Where can they go? On February 16, Austria announced it will take at most 80 a day. Just this week Macedonia reduced the number of refugees allowed to transit through its territory to about 1,000 a day.
At least 15,000 are trapped in Greece, a country without resources to deal with them. In response to the growing crisis, Greece Withdraws Ambassador to Austria.
Athens withdrew its ambassador to Austria on Thursday in a sign of the mounting acrimony between EU countries over the bloc’s failed refugee policies, a fight that increasingly risks destroying the continent’s passport-free travel zone.

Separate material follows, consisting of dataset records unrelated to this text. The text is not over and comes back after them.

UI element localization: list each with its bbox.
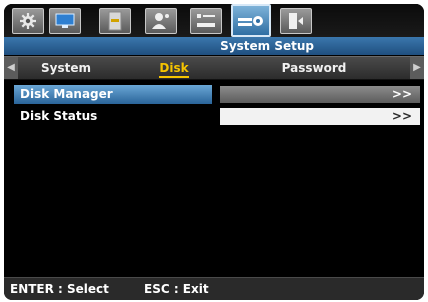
- tab-system[interactable]: System: [24, 57, 108, 79]
- menu-item-label: Disk Status: [20, 109, 98, 123]
- tab-right-arrow-icon[interactable]: ▶: [410, 57, 424, 79]
- network-icon[interactable]: [190, 8, 222, 34]
- record-hdd-icon[interactable]: [99, 8, 131, 34]
- page-title: System Setup: [4, 37, 424, 55]
- system-setup-icon[interactable]: [231, 4, 271, 37]
- user-icon[interactable]: [145, 8, 177, 34]
- menu-item-enter-arrow[interactable]: >>: [220, 86, 420, 103]
- menu-item-enter-arrow[interactable]: >>: [220, 108, 420, 125]
- exit-door-icon[interactable]: [280, 8, 312, 34]
- menu-item-disk-manager[interactable]: Disk Manager >>: [14, 85, 420, 104]
- menu-item-label: Disk Manager: [14, 85, 212, 104]
- settings-gear-icon[interactable]: [12, 8, 44, 34]
- top-icon-bar: [4, 4, 424, 37]
- tab-bar: ◀ System Disk Password ▶: [4, 56, 424, 80]
- tab-disk[interactable]: Disk: [144, 57, 204, 79]
- tab-password[interactable]: Password: [254, 57, 374, 79]
- tab-left-arrow-icon[interactable]: ◀: [4, 57, 18, 79]
- footer-enter-hint: ENTER : Select: [10, 282, 109, 296]
- footer-esc-hint: ESC : Exit: [144, 282, 209, 296]
- dvr-screen: System Setup ◀ System Disk Password ▶ Di…: [4, 4, 424, 300]
- display-monitor-icon[interactable]: [49, 8, 81, 34]
- menu-item-disk-status[interactable]: Disk Status >>: [14, 107, 420, 126]
- footer-help-bar: ENTER : Select ESC : Exit: [4, 277, 424, 300]
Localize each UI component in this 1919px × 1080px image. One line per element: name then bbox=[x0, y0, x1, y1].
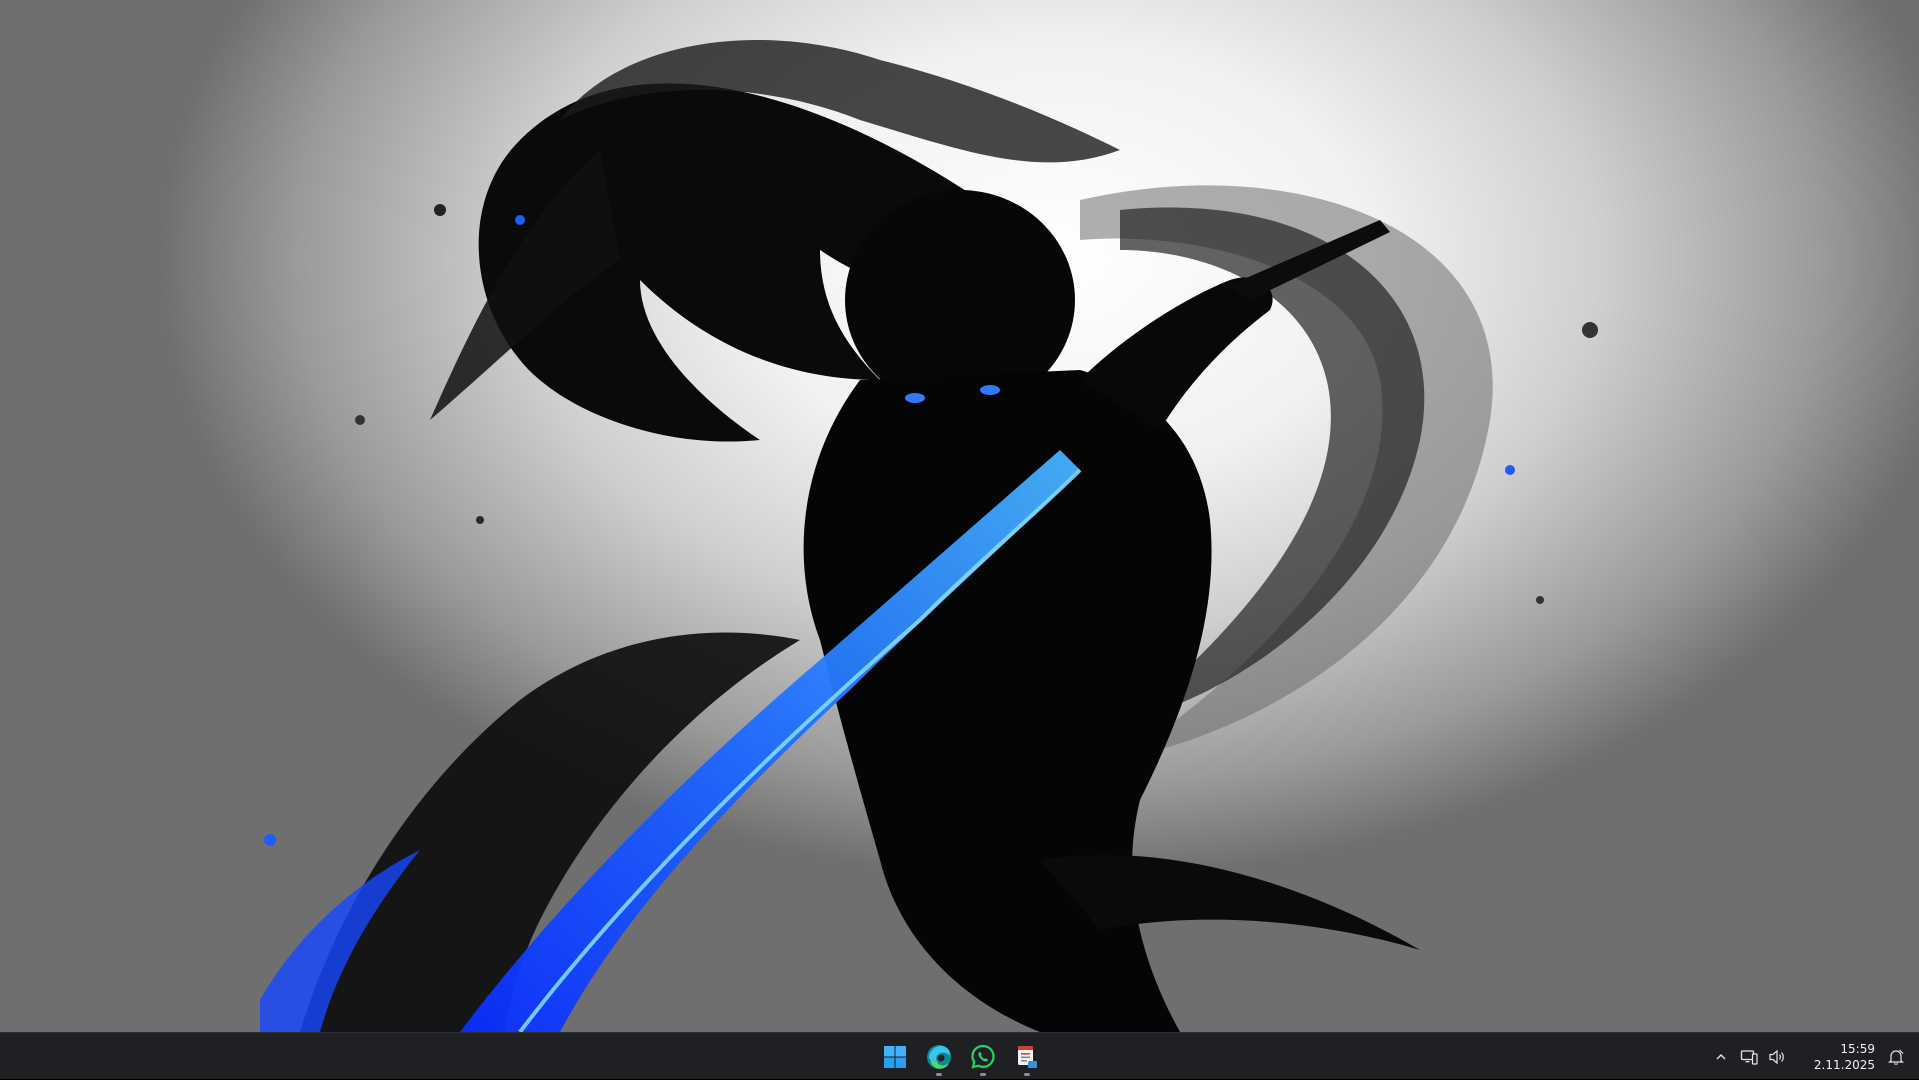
whatsapp-running-indicator bbox=[980, 1072, 986, 1076]
chevron-up-icon bbox=[1716, 1053, 1726, 1059]
desktop-wallpaper bbox=[0, 0, 1919, 1032]
network-icon bbox=[1740, 1049, 1758, 1065]
app-running-indicator bbox=[1024, 1072, 1030, 1076]
clock-button[interactable]: 15:59 2.11.2025 bbox=[1797, 1037, 1881, 1077]
network-button[interactable] bbox=[1736, 1041, 1762, 1073]
edge-button[interactable] bbox=[917, 1037, 961, 1077]
whatsapp-icon bbox=[971, 1044, 995, 1068]
volume-button[interactable] bbox=[1764, 1041, 1790, 1073]
taskbar: 15:59 2.11.2025 bbox=[0, 1032, 1919, 1079]
clock-time: 15:59 bbox=[1840, 1041, 1875, 1056]
notification-bell-icon bbox=[1888, 1049, 1904, 1065]
whatsapp-button[interactable] bbox=[961, 1037, 1005, 1077]
edge-icon bbox=[927, 1044, 951, 1069]
speaker-icon bbox=[1769, 1049, 1784, 1064]
app-button[interactable] bbox=[1005, 1037, 1049, 1077]
app-document-icon bbox=[1018, 1045, 1037, 1068]
taskbar-pinned-apps bbox=[873, 1033, 1049, 1080]
edge-running-indicator bbox=[936, 1072, 942, 1076]
system-tray: 15:59 2.11.2025 bbox=[1707, 1033, 1919, 1080]
windows-logo-icon bbox=[884, 1045, 906, 1068]
clock-date: 2.11.2025 bbox=[1813, 1057, 1875, 1072]
notifications-button[interactable] bbox=[1881, 1037, 1911, 1077]
show-hidden-icons-button[interactable] bbox=[1708, 1041, 1734, 1073]
wallpaper-artwork bbox=[260, 40, 1598, 1032]
start-button[interactable] bbox=[873, 1037, 917, 1077]
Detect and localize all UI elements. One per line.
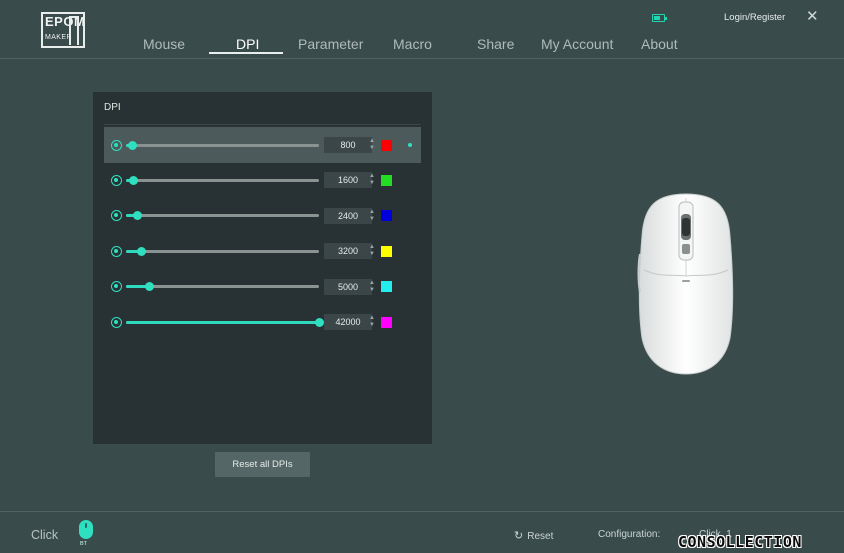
dpi-color-swatch[interactable]: [381, 139, 392, 151]
dpi-stepper[interactable]: ▲ ▼: [368, 138, 376, 152]
dpi-slider[interactable]: [126, 211, 319, 221]
reset-all-dpis-button[interactable]: Reset all DPIs: [215, 452, 310, 477]
reset-label: Reset: [527, 531, 554, 542]
configuration-label: Configuration:: [598, 529, 661, 540]
dpi-slider[interactable]: [126, 317, 324, 327]
dpi-value-input[interactable]: 2400: [324, 207, 372, 224]
tab-my-account[interactable]: My Account: [541, 36, 613, 52]
dpi-level-toggle[interactable]: [111, 174, 122, 186]
logo-text-top: EPOM: [45, 14, 86, 29]
stepper-down-icon[interactable]: ▼: [368, 180, 376, 187]
dpi-value-input[interactable]: 42000: [324, 314, 372, 330]
dpi-stepper[interactable]: ▲ ▼: [368, 280, 376, 294]
dpi-slider-thumb[interactable]: [127, 140, 137, 150]
dpi-level-toggle[interactable]: [111, 281, 122, 293]
dpi-level-row[interactable]: 5000 ▲ ▼: [104, 269, 421, 305]
stepper-up-icon[interactable]: ▲: [368, 138, 376, 145]
dpi-color-swatch[interactable]: [381, 174, 392, 186]
login-register-link[interactable]: Login/Register: [724, 12, 785, 23]
dpi-level-toggle[interactable]: [111, 210, 122, 222]
reset-button[interactable]: ↻ Reset: [514, 529, 553, 542]
epomaker-logo: EPOM MAKER: [41, 12, 85, 48]
stepper-up-icon[interactable]: ▲: [368, 315, 376, 322]
dpi-stepper[interactable]: ▲ ▼: [368, 244, 376, 258]
tab-macro[interactable]: Macro: [393, 36, 432, 52]
dpi-value-input[interactable]: 5000: [324, 278, 372, 295]
dpi-level-row[interactable]: 800 ▲ ▼: [104, 127, 421, 163]
stepper-down-icon[interactable]: ▼: [368, 145, 376, 152]
logo-mark: [69, 16, 79, 45]
tab-about[interactable]: About: [641, 36, 678, 52]
dpi-slider[interactable]: [126, 246, 319, 256]
stepper-down-icon[interactable]: ▼: [368, 216, 376, 223]
watermark: CONSOLLECTION: [678, 533, 802, 551]
dpi-slider[interactable]: [126, 282, 319, 292]
dpi-slider-thumb[interactable]: [136, 246, 146, 256]
stepper-up-icon[interactable]: ▲: [368, 280, 376, 287]
stepper-down-icon[interactable]: ▼: [368, 322, 376, 329]
battery-fill: [654, 16, 660, 20]
dpi-level-toggle[interactable]: [111, 316, 122, 328]
tab-parameter[interactable]: Parameter: [298, 36, 363, 52]
stepper-down-icon[interactable]: ▼: [368, 251, 376, 258]
dpi-level-toggle[interactable]: [111, 139, 122, 151]
dpi-color-swatch[interactable]: [381, 210, 392, 222]
dpi-slider-thumb[interactable]: [144, 282, 154, 292]
close-icon[interactable]: ✕: [806, 9, 819, 24]
battery-icon: [652, 14, 667, 22]
dpi-value-input[interactable]: 800: [324, 137, 372, 153]
dpi-stepper[interactable]: ▲ ▼: [368, 315, 376, 329]
stepper-down-icon[interactable]: ▼: [368, 287, 376, 294]
logo-text-bottom: MAKER: [45, 34, 72, 41]
dpi-color-swatch[interactable]: [381, 245, 392, 257]
active-tab-underline: [209, 52, 283, 54]
dpi-stepper[interactable]: ▲ ▼: [368, 209, 376, 223]
dpi-value-input[interactable]: 1600: [324, 172, 372, 189]
dpi-color-swatch[interactable]: [381, 281, 392, 293]
dpi-level-row[interactable]: 2400 ▲ ▼: [104, 198, 421, 234]
device-name-label: Click: [31, 528, 59, 542]
dpi-color-swatch[interactable]: [381, 316, 392, 328]
dpi-level-row[interactable]: 42000 ▲ ▼: [104, 304, 421, 340]
dpi-slider-thumb[interactable]: [315, 317, 324, 327]
stepper-up-icon[interactable]: ▲: [368, 209, 376, 216]
tab-mouse[interactable]: Mouse: [143, 36, 185, 52]
dpi-slider-thumb[interactable]: [133, 211, 143, 221]
app-header: EPOM MAKER Mouse DPI Parameter Macro Sha…: [0, 0, 844, 59]
dpi-level-row[interactable]: 1600 ▲ ▼: [104, 162, 421, 198]
dpi-slider[interactable]: [126, 175, 319, 185]
tab-share[interactable]: Share: [477, 36, 514, 52]
dpi-slider-thumb[interactable]: [129, 175, 139, 185]
dpi-slider[interactable]: [126, 140, 319, 150]
reset-icon: ↻: [514, 530, 524, 542]
panel-divider: [104, 124, 421, 125]
bluetooth-mouse-icon[interactable]: [79, 520, 93, 539]
dpi-value-input[interactable]: 3200: [324, 243, 372, 260]
stepper-up-icon[interactable]: ▲: [368, 173, 376, 180]
mouse-illustration: [637, 193, 734, 375]
active-indicator-dot: [408, 143, 412, 147]
dpi-panel: DPI 800 ▲ ▼ 1600 ▲ ▼ 2400 ▲ ▼ 3200 ▲ ▼ 5000 ▲ ▼ 42000 ▲ ▼: [93, 92, 432, 444]
bt-label: BT: [80, 541, 88, 547]
dpi-stepper[interactable]: ▲ ▼: [368, 173, 376, 187]
dpi-level-row[interactable]: 3200 ▲ ▼: [104, 233, 421, 269]
tab-dpi[interactable]: DPI: [236, 36, 259, 52]
dpi-panel-title: DPI: [104, 102, 121, 113]
app-footer: Click BT ↻ Reset Configuration: Click_1 C…: [0, 511, 844, 553]
stepper-up-icon[interactable]: ▲: [368, 244, 376, 251]
dpi-level-toggle[interactable]: [111, 245, 122, 257]
dpi-slider-fill: [126, 320, 319, 324]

In a statement announcing the decision, Greece’s foreign ministry accused the Austrian government of taking unilateral action outside of EU rules and recent agreements by capping the number of asylum seekers that it would accept across its southern border.
The move by Vienna has angered several member states, particularly Germany, which believe it was a direct violation of principles agreed by Werner Faymann, Austria’s chancellor, at recent EU summits.
While Vienna is capping the number of daily asylum applications it accepts at 80, it is freely allowing as many as 3,200 refugees a day to pass through Austria en route to Germany — even after agreeing not to do so at the most recent EU summit.
Despite anger in Athens and Berlin, Vienna has hastily put together a group of EU and non-EU allies along the so-called “Western Balkans route”, most of whom met in Vienna on Wednesday to agree policies that could constrict tens of thousands of refugees in Greece indefinitely. Neither Germany nor Greece was invited to the Vienna meeting.
The EU’s migration chief, Dimitris Avramopoulos, warned on Thursday that the bloc had 10 days to improve the situation “or else there is risk the whole system will completely break down”.
Even the French and the Belgians have engaged in verbal sparring after Belgium’s decision to impose border controls on its frontier with France. Belgium is concerned it could face an influx of refugees due to an imminent move by the French authorities to clear part of Calais’ so-called “jungle” migrant camp.
Mr Tsipras said Greece would block an agreement at a refugee summit on March 7 that “does not ringfence an obligatory sharing of the responsibility and burden [of the refugee issue] among the member states in a proportional way”.
Whole System Broken Down
I don’t need 10 days to report the obvious: The whole system has already broken down.
The biggest problem at the moment is actually Greece. By letting all refugees in, even though passages to the North are severed, Greece is the problem child, not Austria, nor Hungary, nor Macedonia.
At the expense of its own citizens, with money it dos not have, Greece bears the brunt of the refugee crisis. The smart thing for Greece to do would be to close its own border just as Hungary did.
The above map is from the BBC on January 25. I added the blue anecdotes that show additional blockages since then.
- In 56 days, starting January first, 100,000 have entered Greece primarily from Turkey. That’s 1,786 a day.
- As the temperatures climb, the count will rise if Greece does nothing to stop the flow.
- Macedonia reduced the number of refugees allowed to transit through its territory to about 1,000 a day.
- 15,000 are already trapped in Greece and that number will rise by at least 786 a day. In one month, that’s another 23,580.
- If Germany refuses the pass through from Austria, the maximum flow would decline to 80 per day, and the trapped rate would rise from 786 a day to 1,706 per day (51,180 a month).
Not Broken Yet Thesis Recap
Don’t worry. We are told the system is not broken yet. Greece says there’s still 10 days to fix the problem.
Meanwhile, Greece has vowed to veto any solution that does not spread the refugees around, while Austria has called a summit of countries sympathetic to more blockages.